Indonesia to rezone 3.8m of protected peat that was damaged or converted

The Indonesian forest ministry said it will no longer allow peatlands to be drained or burned to make way for palm oil or timber plantations. Could this reaction be too late to solve the widespread problem?

In May, the Indonesian government announced that nearly half of the peatlands protected under a 2011 forestry moratorium have actually been damaged or converted.

Last week, the forestry ministry said it would issue a regulation to provide legal status for these areas, which amount to 3.8 million hectares – nearly the size of Puerto Rico.

These peatlands have either burned or been “turned into agriculture, plantations, mines, fish farms and resettlement areas,” San Afri Awang, the ministry’s spatial-planning director, said in Jakarta.

“We cannot allow this. We will settle this. If there’s a violation, we will seek legal recourse.”

Established under an agreement with Norway, the moratorium was hailed as a major breakthrough for conservation. It banned new permits to develop primary forests and peat swamps, which have been widely drained and cleared to make way for palm oil and timber plantations.

If you change the status without establishing the forest areas, it’ll end up to be another conflict.

Christian Purba, executive director, Forest Watch Indonesia

In practice, though, enforcement of the policy has been lax, undermined by corruption and poor governance. District heads often hand out plantation permits without the proper approvals from Jakarta, for example.

It was not clear how many of the 3.8 million hectares of peat were intact when the moratorium was established, and how many had already been damaged or converted and were erroneously included in the moratorium map, which was said to still include 4.6 million hectares of intact peatland.

There is also a difference between areas that have been turned into agricultural lands by local people and areas that have been turned into plantations by companies, perhaps with an illegal permit.
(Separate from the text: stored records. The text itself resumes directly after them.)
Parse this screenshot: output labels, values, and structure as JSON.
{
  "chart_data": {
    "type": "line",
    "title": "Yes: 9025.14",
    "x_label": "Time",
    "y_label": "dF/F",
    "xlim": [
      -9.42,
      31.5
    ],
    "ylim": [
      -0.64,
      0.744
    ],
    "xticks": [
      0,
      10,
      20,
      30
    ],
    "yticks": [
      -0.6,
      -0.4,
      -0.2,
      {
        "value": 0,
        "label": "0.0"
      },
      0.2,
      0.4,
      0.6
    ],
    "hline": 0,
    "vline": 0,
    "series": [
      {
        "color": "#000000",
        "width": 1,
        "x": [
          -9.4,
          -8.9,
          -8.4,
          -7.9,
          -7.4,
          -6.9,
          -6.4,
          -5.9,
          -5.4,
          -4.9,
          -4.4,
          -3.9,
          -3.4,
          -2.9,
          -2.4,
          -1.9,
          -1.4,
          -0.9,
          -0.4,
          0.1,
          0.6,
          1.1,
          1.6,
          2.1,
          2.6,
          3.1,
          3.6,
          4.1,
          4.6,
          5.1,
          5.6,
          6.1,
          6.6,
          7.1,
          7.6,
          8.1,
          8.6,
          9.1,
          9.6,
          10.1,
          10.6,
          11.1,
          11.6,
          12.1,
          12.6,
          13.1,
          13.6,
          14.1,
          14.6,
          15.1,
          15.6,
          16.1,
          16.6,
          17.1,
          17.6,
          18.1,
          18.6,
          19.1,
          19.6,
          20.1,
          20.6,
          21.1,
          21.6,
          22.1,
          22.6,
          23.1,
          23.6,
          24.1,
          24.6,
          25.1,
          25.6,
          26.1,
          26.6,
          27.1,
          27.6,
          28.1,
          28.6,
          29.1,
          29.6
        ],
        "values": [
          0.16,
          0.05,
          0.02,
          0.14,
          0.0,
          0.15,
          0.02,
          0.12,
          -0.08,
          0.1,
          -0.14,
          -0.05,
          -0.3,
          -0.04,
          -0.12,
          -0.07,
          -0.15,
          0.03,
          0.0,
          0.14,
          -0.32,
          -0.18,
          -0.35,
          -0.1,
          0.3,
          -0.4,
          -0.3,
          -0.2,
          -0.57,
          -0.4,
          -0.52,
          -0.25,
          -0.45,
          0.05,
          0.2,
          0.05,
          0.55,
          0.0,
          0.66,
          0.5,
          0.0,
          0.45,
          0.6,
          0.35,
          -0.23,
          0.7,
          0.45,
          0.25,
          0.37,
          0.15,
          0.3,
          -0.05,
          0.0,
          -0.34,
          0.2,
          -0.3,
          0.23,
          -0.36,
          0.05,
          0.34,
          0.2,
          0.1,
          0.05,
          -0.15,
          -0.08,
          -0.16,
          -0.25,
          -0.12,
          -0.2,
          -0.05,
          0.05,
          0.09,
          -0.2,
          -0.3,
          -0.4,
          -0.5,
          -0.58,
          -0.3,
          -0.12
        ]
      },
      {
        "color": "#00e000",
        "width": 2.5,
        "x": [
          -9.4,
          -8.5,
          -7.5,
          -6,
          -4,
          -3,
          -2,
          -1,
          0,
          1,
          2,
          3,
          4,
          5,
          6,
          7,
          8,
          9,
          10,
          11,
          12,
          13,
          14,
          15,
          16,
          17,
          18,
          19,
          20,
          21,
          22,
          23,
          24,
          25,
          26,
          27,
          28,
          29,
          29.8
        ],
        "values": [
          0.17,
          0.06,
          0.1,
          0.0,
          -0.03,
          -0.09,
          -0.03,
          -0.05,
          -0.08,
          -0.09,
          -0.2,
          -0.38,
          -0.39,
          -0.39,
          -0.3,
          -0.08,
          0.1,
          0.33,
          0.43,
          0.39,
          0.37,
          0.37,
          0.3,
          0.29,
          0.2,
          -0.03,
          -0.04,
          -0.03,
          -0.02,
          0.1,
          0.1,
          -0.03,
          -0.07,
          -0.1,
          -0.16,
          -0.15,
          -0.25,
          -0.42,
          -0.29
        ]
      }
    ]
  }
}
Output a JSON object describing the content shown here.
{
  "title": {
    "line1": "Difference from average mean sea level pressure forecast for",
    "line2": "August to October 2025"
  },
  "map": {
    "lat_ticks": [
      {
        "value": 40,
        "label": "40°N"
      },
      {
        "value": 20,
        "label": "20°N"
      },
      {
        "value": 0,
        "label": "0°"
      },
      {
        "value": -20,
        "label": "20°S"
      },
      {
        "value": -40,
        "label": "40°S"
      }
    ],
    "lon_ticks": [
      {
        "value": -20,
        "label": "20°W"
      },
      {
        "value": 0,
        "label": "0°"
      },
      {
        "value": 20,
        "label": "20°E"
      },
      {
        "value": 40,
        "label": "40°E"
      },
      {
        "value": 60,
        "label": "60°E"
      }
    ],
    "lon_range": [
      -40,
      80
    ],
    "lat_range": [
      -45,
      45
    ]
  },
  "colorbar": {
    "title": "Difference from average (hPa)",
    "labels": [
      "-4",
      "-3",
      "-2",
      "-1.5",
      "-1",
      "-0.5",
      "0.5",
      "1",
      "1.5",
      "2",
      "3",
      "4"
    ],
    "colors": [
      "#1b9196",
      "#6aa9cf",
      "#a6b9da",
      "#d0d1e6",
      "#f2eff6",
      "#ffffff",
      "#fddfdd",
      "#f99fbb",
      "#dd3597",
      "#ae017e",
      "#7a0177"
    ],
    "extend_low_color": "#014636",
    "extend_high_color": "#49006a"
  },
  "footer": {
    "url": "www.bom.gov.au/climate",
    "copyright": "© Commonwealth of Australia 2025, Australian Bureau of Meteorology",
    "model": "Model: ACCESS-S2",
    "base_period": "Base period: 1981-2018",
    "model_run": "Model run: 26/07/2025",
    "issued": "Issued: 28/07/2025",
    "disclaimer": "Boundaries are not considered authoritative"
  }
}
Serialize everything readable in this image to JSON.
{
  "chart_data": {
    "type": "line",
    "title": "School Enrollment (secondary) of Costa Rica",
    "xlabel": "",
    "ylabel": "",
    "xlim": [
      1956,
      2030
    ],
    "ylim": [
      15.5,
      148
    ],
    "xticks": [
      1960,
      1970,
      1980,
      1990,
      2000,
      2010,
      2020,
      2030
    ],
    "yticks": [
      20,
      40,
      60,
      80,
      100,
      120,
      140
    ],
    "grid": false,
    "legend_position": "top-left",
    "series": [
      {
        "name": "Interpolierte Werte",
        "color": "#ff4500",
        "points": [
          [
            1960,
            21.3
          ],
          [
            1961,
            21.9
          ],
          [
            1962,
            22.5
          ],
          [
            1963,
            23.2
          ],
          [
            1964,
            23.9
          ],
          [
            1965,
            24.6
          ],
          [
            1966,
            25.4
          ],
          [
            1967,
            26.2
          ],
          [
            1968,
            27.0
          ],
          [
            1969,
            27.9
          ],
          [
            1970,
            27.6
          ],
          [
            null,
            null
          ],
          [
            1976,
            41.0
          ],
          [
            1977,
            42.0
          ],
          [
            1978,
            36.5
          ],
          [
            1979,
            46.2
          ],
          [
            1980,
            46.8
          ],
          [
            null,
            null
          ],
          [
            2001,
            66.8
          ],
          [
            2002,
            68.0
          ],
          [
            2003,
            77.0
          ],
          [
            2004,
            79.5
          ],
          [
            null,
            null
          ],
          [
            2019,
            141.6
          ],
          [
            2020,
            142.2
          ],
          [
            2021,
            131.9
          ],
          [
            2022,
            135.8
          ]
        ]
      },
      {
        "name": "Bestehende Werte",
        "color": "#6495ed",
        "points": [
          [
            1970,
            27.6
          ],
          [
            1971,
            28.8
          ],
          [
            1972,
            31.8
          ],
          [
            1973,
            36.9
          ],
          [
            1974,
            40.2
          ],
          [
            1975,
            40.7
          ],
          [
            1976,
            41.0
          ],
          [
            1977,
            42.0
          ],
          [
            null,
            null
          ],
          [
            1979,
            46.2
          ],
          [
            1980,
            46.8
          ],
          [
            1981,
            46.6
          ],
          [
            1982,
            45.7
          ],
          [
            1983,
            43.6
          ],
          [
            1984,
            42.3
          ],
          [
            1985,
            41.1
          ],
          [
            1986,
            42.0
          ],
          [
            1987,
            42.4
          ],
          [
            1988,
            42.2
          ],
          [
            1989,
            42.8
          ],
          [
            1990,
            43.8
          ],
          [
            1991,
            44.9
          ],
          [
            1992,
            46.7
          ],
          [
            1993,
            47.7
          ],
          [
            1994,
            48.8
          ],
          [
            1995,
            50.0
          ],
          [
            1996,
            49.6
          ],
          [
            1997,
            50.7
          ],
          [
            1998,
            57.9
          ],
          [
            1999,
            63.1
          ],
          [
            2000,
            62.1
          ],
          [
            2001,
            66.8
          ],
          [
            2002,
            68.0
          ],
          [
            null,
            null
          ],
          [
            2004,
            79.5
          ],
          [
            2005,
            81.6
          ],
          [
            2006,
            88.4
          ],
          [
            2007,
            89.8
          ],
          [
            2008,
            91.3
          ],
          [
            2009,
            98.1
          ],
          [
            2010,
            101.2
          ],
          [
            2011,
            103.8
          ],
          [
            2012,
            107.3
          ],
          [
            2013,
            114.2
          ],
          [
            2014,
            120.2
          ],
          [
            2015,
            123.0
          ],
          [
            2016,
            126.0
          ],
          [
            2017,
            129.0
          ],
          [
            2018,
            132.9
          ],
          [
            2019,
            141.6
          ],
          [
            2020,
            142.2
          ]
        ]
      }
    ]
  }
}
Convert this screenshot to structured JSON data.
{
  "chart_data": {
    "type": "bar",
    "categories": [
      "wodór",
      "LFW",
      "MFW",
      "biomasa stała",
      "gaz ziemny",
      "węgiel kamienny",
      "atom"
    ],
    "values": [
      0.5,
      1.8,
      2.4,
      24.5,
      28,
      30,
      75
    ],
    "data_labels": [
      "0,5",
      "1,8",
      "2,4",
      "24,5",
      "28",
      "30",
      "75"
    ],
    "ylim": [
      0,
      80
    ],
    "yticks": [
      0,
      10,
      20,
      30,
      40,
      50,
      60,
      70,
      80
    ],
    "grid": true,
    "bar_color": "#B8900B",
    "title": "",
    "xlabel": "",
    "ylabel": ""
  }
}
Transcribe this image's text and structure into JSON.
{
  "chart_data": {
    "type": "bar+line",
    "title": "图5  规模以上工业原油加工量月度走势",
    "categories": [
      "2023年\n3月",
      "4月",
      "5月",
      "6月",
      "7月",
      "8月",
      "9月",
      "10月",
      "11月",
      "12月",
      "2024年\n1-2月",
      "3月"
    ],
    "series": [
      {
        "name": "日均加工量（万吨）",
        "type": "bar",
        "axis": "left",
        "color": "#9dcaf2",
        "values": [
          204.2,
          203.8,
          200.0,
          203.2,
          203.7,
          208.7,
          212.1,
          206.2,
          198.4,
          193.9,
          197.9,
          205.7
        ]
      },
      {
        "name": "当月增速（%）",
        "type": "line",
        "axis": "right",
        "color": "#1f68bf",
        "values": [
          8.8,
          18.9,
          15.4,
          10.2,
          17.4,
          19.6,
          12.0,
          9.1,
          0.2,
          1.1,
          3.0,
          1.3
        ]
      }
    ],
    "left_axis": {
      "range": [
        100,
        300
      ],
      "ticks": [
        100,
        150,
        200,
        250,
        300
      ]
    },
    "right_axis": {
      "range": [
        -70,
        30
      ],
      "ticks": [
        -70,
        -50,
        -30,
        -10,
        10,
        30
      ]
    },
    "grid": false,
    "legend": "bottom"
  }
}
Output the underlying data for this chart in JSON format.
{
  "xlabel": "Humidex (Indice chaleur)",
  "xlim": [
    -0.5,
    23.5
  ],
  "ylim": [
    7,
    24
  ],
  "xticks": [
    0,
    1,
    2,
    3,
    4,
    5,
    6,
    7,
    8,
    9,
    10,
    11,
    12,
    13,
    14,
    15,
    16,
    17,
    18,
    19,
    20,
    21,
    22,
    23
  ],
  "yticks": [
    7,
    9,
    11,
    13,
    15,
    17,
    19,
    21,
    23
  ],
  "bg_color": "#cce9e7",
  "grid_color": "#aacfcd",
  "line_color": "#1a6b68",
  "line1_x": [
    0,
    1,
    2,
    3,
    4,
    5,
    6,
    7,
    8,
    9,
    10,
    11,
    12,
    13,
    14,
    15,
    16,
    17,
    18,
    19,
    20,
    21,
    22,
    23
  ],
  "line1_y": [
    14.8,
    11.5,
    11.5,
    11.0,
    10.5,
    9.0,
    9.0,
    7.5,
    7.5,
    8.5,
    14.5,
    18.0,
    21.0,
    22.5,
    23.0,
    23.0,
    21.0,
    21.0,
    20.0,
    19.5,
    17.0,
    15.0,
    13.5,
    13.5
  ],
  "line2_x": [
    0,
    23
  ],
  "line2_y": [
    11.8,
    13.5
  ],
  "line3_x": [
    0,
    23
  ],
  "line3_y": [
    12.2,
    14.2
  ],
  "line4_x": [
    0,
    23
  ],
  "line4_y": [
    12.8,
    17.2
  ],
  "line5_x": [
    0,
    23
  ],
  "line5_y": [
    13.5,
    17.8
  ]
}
For the former, the ministry promised to change their status to social forestry, whereas the latter might be met with an investigation and prosecuted.

“There are lots of deforested areas [in the moratorium]. During the previous administration, this [data] was not opened to public,” Awang said.

“We can’t afford to have illegal [areas] being unsolved because it would create serious losses,” he added. “The spirit is to solve these problems not in the context of granting more permits but forest management.”

Greenpeace forest campaigner Yuyun Indradi called on the ministry to disclose the locations of the damaged peatlands, such as in which provinces and concessions they lie.

“The public needs to know to be able to monitor [the situation],” he said.

Christian Purba, executive director of Forest Watch Indonesia, said the ministry should finish legalising its claim to the forest zone to ensure the process goes smoothly.

“If you change the status without establishing the forest areas, it’ll end up to be another conflict. Why not establish the forest areas, and then if it’s deforested then you’ll just exclude them. It’ll be easy to negotiate with people.”